Our results also found that participants valued debriefing, either formally with a supervisor or informally with peers. Debriefing with trainees seems to be of particular importance as many of our participants commented that they would have appreciated it during their own training. Although defriefing is not yet proven to reduce physician burnout, small studies are promising and debriefing is generally used to improve providers’ ability to handle stressful patient care situatios.20,21,22

Additionally, it is important that institutions bring attention to these common occurrences and provide training on how to effectively handle these situations. Some participants were shocked and stunned into silence by patients’ comments and behaviors. Therefore, an open dialogue and formal training may improve providers’ readiness to respond appropriately. Instruction should include bystander training for those who witness harassment.

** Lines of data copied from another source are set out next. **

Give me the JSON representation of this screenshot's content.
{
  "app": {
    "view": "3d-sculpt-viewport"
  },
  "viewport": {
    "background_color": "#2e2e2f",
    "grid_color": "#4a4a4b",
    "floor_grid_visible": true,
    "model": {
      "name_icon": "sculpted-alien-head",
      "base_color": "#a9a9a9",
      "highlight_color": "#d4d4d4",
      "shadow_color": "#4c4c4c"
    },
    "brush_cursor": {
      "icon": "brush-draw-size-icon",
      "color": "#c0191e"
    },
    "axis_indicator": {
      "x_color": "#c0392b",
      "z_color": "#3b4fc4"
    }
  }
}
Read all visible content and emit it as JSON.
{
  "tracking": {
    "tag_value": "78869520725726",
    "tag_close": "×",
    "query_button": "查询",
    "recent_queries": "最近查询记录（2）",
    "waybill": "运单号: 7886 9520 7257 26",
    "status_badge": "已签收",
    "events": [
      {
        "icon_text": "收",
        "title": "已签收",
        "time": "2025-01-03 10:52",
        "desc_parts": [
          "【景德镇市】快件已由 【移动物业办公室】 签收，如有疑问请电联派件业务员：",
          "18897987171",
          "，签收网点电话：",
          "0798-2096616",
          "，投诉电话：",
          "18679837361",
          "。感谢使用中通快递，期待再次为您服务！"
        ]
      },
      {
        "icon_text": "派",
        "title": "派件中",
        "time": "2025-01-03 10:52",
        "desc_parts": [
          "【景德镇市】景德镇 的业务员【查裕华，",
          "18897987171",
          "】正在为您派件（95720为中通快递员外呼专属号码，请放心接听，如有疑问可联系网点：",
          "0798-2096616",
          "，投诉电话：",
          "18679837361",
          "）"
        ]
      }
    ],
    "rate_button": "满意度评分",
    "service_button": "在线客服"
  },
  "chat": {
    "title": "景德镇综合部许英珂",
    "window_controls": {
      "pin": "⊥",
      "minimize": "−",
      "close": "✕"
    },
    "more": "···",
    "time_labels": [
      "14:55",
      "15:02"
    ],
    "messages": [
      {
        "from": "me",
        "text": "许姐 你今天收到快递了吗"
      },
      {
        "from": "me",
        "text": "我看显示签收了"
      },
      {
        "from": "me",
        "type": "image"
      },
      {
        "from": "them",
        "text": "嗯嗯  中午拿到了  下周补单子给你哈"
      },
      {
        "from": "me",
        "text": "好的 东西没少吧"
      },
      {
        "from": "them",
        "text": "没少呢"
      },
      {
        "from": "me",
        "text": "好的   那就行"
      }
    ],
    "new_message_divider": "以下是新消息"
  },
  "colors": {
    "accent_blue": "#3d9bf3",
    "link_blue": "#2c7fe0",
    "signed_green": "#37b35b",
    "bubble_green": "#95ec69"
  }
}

Our study has limitations. First, selection bias is possible since providers who have encountered harassment may have been more likely to participate. Alternatively, female providers experiencing long-term adverse effects due to harassment may have avoided participation. Additionally, we are a single Midwestern site; our study reflects the experiences at a large tertiary urban hospital and the experiences in other settings could differ. Next, we did not ask our participants the gender of patients from whom they received harassment, but, to the knowledge of our coders, all the patients were referred to as “him.” Lastly, we did not collect demographic information such as age, years of experience, sexual orientation, or gender identity which could have an impact on how harassment events were experienced.

In summary, our participants reported that sexual harassment of female providers by patients is common and disruptive to the patient-provider relationship. It is also a threat to the health and well-being of both provider and patient. Training providers on strategies is an important next step to addressing this problem.